We decided to use Pega’s Skin inheritance to create a reusable structure for the interface. Using inheritance, we take all generic UI components and merge them in an application called Enterprise Pattern Library. All application that are built on top of this layer can inherit the skin formats, override it or expand it as necessary.
3
Build the enterprise pattern library
We looked at all UI patterns used on the company websites and in current applications and selected the ones that can be reused in multiple Pega projects. We built a library around these patterns and added documentation how to develop them in Pega.
Instead of just being a style guide, the Pattern Library contains actual front-end code that can be reused in application development and be populate by properties.
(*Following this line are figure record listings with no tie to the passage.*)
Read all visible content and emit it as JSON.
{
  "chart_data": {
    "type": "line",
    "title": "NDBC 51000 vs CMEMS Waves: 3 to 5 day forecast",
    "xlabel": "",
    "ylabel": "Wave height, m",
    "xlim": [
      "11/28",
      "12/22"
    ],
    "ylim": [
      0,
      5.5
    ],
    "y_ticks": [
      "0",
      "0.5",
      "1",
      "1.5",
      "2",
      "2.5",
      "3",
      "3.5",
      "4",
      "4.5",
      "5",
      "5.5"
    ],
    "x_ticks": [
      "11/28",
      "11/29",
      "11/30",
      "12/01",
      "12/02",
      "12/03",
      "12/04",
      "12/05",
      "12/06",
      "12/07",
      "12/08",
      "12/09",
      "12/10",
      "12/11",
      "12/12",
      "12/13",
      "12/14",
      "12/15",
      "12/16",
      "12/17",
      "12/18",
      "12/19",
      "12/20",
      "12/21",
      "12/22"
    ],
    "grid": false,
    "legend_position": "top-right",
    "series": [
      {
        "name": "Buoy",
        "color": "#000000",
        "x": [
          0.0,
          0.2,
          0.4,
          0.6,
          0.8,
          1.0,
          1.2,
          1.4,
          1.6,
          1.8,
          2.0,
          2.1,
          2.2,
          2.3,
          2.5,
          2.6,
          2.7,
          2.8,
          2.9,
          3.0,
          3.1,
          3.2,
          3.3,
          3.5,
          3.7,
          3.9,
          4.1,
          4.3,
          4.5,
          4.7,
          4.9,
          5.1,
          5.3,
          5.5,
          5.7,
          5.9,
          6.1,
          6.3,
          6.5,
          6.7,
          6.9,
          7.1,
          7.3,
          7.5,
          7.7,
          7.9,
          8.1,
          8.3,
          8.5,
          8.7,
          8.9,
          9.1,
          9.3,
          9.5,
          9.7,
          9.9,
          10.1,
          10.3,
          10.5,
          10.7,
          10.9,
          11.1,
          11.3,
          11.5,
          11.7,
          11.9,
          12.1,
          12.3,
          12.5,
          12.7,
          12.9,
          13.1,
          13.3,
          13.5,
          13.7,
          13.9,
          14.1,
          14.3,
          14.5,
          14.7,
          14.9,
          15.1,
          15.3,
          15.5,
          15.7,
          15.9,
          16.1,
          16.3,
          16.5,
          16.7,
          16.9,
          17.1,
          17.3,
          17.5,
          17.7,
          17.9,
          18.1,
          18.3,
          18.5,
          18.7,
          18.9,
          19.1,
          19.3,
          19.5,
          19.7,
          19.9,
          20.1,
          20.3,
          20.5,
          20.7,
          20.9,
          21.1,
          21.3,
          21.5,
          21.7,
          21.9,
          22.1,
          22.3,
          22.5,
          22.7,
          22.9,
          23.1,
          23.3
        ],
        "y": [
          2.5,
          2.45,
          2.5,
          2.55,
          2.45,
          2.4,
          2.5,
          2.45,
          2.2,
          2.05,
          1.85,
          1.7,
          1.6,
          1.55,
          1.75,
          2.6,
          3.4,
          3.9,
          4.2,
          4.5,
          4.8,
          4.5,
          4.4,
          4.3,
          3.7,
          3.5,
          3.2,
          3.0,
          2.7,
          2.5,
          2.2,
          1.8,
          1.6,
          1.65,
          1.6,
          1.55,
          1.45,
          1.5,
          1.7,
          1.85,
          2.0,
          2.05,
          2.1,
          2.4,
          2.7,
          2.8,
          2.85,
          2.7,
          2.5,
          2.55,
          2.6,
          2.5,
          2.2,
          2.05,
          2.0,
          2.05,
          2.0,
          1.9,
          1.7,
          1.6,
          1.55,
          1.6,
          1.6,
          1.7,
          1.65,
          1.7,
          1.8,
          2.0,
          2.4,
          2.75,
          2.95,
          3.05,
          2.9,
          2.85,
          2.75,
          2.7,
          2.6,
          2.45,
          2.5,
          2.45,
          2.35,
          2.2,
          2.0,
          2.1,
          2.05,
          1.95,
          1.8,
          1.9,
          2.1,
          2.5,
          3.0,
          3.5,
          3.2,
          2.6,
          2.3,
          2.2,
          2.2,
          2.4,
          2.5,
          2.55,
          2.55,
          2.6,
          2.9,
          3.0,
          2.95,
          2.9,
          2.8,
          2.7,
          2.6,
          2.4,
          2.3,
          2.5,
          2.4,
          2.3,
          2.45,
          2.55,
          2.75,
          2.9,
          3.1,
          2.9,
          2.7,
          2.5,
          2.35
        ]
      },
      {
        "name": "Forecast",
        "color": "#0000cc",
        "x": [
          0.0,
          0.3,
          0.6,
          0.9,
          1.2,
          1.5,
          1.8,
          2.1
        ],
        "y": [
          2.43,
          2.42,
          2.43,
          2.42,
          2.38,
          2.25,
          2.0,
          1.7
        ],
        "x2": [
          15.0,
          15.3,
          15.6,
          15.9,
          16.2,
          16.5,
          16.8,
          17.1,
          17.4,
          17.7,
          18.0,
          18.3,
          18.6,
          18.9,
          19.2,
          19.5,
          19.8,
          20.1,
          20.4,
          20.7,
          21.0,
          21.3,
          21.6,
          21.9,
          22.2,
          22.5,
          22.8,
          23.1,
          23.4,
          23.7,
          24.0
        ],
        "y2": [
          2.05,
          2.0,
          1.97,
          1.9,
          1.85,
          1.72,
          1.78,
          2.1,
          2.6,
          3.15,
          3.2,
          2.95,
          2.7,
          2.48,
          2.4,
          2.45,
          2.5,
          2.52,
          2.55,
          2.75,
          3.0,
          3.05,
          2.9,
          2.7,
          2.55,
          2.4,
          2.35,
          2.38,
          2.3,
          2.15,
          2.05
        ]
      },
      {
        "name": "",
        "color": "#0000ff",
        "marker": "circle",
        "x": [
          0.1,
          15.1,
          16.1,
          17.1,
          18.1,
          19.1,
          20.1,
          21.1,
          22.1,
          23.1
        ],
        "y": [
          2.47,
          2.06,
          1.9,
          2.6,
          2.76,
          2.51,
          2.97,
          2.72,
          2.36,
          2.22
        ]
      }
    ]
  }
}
We also included instructions how to create each element from scratch if necessary.
4
Enablement of UI champions
Our goal was to have internal resources, who can support the Enterprise Pattern Library project in case of capacity problems. I enabled two UI Champions in Pega UI development. We worked together on developing a library of all reusable UI components. This helped them learn by creating more than just Skin formats: we implemented sections with different layouts, controls and custom components.
5
Implement UI Governance
To avoid bloating the Enterprise Pattern Library we set up, a UI governance program with help from the customers is needed. This governance (CoE) decides which UI patterns should be used across the enterprise and which must remain in their respective application layers.
UX CoE tasks:
– Making sure all projects offer a consistent and optimal user experience.
– Defining the Enterprise Pattern Library and expanding it based on project requirements.
– Limiting the number of custom components built for each application. The goal is for
applications to use 100% reusable UI elements and patterns instead of developing their own solutions.
Results
– Reduced UI development time by 80%.
– Significantly reduced number of UI bugs.
– Reuse and consistency across applications.
– No bloated Skin rules from reusing existing Skin.
– UI changes have to be implemented only once instead of on a project basis.